Showcase for Machines For Freedom’s philosphy
What I really liked about this film, was how it is extremely genuine and has no pretence of marketing or selling whatsoever. It is a pure statement, detailing the brand’s values and beliefs. The video is about more than just the brand though, it is about a feeling and emotion shared with the entire cycling community, regardless of skill level. In fact I think the feeling can be felt by anyone practicing any sport. The film makes it every so easy to feel sympathy for this brand: they get you, understand what you’re doing. There isn’t even any mention of the brand’s name, and no visual branding is given any overt screen time. I think the riders are probably wearing Machines for Freedom, but you’d have to be familiar with the brand’s apparel to recognise it. No swooshes or three stripes here.

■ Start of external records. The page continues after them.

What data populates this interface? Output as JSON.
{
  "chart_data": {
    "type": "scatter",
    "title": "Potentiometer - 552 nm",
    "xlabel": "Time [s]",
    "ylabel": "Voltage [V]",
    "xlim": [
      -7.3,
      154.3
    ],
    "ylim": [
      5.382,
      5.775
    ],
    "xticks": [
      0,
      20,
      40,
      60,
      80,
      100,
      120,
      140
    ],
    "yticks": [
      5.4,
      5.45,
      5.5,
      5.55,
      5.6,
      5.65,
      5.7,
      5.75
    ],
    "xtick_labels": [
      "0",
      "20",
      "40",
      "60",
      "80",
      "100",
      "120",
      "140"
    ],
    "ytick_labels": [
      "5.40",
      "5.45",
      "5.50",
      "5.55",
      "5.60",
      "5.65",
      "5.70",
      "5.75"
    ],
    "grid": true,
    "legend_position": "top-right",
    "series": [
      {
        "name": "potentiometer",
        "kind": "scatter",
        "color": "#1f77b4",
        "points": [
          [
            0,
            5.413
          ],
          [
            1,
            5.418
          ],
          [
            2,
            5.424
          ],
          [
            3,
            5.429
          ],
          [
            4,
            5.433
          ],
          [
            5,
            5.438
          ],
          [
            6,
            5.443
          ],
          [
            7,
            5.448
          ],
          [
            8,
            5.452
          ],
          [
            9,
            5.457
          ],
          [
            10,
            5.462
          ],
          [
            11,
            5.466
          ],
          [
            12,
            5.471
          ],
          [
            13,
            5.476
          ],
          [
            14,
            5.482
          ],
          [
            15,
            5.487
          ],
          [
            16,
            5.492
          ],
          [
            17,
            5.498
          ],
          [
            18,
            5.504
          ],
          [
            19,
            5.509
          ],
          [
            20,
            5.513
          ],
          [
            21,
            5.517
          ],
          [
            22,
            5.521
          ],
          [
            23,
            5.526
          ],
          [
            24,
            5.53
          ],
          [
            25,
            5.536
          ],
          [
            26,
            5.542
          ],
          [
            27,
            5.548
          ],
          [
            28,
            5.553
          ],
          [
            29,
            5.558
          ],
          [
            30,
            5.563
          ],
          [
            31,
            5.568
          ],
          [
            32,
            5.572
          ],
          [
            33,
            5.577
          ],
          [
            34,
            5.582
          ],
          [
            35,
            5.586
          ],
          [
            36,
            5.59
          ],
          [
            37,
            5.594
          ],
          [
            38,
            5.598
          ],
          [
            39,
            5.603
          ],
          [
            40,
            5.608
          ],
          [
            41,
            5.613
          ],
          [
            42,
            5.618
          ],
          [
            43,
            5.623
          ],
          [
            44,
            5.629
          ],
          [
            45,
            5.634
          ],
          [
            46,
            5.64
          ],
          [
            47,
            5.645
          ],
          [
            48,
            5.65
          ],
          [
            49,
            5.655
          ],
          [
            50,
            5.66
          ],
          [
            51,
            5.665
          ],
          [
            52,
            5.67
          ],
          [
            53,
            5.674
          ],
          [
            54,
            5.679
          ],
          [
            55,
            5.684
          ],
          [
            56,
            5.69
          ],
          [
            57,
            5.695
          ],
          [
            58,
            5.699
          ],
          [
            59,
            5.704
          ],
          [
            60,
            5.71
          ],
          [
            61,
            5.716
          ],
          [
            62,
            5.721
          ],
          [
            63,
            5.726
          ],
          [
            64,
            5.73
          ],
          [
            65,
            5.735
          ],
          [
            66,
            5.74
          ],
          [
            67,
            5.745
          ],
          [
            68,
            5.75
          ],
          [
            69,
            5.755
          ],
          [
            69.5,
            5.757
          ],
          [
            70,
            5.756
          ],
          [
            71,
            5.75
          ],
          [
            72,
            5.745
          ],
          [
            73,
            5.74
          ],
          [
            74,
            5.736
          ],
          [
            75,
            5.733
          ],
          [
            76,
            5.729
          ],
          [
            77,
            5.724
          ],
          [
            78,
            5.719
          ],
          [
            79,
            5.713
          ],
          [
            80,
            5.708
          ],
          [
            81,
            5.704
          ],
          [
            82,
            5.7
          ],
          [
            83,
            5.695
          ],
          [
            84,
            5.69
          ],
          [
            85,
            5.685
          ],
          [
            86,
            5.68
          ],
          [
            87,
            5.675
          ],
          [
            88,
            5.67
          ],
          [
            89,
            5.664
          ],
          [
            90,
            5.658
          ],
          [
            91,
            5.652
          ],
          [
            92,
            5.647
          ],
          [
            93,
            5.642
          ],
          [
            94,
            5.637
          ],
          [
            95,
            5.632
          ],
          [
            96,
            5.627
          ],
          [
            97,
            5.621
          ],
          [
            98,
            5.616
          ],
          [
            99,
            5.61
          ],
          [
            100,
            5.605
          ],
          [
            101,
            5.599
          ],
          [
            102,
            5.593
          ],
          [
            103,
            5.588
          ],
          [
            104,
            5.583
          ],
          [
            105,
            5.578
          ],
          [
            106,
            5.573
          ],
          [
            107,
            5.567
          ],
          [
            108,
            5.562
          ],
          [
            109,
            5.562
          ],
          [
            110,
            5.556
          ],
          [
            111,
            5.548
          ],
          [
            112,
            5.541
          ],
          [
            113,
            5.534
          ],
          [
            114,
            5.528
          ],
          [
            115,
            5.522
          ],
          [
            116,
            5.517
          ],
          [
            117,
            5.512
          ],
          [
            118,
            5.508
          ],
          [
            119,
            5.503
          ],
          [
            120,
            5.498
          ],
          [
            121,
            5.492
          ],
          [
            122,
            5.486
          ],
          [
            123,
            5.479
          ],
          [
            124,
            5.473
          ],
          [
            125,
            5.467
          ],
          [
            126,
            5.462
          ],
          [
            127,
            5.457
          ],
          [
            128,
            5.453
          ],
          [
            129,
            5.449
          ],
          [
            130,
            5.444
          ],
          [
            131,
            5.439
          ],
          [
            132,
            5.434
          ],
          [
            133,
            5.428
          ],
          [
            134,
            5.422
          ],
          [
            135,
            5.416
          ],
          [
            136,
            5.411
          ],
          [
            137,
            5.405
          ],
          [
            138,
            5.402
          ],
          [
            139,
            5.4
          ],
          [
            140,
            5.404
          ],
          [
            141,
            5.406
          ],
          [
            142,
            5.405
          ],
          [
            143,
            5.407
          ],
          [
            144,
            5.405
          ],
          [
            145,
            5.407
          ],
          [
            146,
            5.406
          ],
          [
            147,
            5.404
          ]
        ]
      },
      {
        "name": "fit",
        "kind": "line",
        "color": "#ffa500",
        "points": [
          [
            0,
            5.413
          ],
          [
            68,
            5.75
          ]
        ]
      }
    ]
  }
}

In terms of visuals, I feel this film nails it without doing anything too innovating or fancy. I especially liked the wide angle shot of the athlete on her home trainer, focused, wearing earbuds. The color grading is slightly moody, and I mean that in a good way. Cinematic light, beautiful shallow depth of field for the close up shots and tack sharp wide vistas complete the picture, making it easy to relate to. Another thing I think the team at Machines for Freedom got right were the exact times they shot at. Every single take presents some interesting light and vibe, with many of the shots taking placing during sunrise or sunset.
After watching this film, I want to be out there, training, suffering, finding my why – though climbing may just be my answer to that question.
All photos are screengrabs taken from the video with permission.